Faced with the continuous decline of its influence, the United States is forced to adjust its policy towards Latin America.

“The era of the Monroe Doctrine is over,” then Secretary of State John Kerry declared in 2013 at the headquarters of the Organization of American States (OAS), announcing the dawn of a new era “of interests and common values” between the United States and the region.

But that doesn’t paint an accurate picture. The shadow of Uncle Sam still lurks behind many political developments in Latin America, said Adalberto Santana of the Center for Latin America and Caribbean Research at the National Autonomous University of Mexico.

Washington’s fingerprints are everywhere in the 2009 military coup in Honduras, the ousting of Fernando Lugo in Paraguay in 2012 and Dilma Rousseff in Brazil in 2016, the forced resignation of Evo Morales in Bolivia in 2019 and the ongoing political crisis in Venezuela.

In a speech to the US Senate in February, Democratic Senator Bernie Sanders acknowledged that the United States had undermined or overthrown governments in Latin America and the Caribbean.

“For the past 200 years, our country has operated under the Monroe Doctrine, based on the principle that as the dominant power in the Western Hemisphere, the United States has the right to intervene in any country that might threaten our so-called interests. Under this doctrine, we have undermined and overthrown at least a dozen governments,” Sanders said.

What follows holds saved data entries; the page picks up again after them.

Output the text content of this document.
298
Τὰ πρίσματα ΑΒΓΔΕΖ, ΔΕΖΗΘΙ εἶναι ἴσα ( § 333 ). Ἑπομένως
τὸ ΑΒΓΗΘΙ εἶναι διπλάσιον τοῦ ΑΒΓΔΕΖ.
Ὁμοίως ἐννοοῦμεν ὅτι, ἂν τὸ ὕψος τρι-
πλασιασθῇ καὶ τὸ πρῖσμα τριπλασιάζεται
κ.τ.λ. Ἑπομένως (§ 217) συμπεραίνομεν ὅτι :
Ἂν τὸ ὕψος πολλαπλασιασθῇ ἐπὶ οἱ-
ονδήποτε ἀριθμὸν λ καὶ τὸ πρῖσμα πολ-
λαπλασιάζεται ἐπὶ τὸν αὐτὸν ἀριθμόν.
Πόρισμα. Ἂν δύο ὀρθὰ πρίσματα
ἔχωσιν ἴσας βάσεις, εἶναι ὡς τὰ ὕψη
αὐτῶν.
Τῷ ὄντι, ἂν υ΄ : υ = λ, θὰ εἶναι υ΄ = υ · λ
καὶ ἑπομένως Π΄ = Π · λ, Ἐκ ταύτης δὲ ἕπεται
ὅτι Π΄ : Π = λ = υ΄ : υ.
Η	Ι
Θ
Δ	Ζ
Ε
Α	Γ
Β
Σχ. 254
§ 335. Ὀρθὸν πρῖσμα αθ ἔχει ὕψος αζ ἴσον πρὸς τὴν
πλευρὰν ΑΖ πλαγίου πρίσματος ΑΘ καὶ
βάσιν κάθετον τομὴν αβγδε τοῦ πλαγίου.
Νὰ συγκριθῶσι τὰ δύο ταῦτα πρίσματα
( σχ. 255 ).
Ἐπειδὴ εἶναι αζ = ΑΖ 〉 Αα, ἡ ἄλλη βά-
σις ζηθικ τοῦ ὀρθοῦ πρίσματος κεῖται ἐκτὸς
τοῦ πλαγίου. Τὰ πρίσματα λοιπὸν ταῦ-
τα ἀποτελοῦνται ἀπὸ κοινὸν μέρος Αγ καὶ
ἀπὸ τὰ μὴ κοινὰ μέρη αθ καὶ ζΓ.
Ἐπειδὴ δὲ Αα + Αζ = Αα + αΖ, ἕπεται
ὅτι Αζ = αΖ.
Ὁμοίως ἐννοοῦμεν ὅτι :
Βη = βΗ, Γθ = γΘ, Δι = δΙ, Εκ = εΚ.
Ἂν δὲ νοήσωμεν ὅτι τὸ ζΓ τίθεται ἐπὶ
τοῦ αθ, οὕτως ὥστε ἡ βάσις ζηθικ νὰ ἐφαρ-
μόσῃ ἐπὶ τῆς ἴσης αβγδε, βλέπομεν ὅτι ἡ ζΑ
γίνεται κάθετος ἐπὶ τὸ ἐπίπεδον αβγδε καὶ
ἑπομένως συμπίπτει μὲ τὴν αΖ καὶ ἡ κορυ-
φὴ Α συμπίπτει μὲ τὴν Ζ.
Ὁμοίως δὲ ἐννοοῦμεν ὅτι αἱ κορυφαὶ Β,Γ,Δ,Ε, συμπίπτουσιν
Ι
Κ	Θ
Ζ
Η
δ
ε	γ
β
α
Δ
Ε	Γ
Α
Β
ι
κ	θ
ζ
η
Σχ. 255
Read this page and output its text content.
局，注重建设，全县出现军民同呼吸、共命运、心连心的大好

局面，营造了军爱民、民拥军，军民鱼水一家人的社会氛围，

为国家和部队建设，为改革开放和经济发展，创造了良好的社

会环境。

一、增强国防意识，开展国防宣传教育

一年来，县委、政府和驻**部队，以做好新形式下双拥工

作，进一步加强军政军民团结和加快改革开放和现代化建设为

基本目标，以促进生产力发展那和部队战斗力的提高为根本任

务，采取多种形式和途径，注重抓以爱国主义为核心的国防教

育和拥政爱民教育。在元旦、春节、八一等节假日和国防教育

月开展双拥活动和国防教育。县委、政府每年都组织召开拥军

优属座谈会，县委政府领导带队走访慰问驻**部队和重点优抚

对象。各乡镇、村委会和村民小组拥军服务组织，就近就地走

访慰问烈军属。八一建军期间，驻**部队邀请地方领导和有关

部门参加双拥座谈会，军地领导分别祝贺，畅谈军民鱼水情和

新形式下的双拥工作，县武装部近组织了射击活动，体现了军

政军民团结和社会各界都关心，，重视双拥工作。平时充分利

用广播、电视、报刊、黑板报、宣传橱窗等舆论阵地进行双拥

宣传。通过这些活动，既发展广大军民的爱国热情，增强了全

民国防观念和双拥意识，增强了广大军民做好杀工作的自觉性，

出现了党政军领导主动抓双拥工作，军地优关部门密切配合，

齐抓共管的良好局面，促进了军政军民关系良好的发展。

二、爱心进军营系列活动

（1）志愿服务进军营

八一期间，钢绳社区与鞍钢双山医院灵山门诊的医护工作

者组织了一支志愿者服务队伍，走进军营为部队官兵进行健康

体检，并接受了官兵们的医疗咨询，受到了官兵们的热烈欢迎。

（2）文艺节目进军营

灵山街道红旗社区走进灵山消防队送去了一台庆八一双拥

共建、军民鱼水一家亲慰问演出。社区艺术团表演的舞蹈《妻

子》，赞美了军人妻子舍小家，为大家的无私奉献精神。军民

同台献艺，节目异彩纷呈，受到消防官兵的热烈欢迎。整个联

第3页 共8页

As recently as 2020, the United States named American hawk Mauricio Claver-Carone president of the Inter-American Development Bank (IDB), ignoring the practice of always appointing a Latin American to the post because he wants exert more diplomatic pressure on countries. like Venezuela.

At the start of the COVID-19 epidemic in Latin America, the United States, then the global epicenter of the pandemic, summarily deported undocumented Central American migrants without the usual safeguards, increasing the risk of the disease spreading in countries with weak health systems.

Moreover, in response to reasonable requests for assistance from Latin American countries to fight the pandemic, the United States has chosen to ignore them, even to block its cooperation with countries outside the region, falsely alleging “debt traps” or “neocolonialism”, politicizing a health issue and forcing them to take sides to the detriment of their own development.

The United States, Cuban President Miguel Diaz-Canel said, fails to see that Latin America and the Caribbean has changed and that the Monroe Doctrine can no longer be reinstated.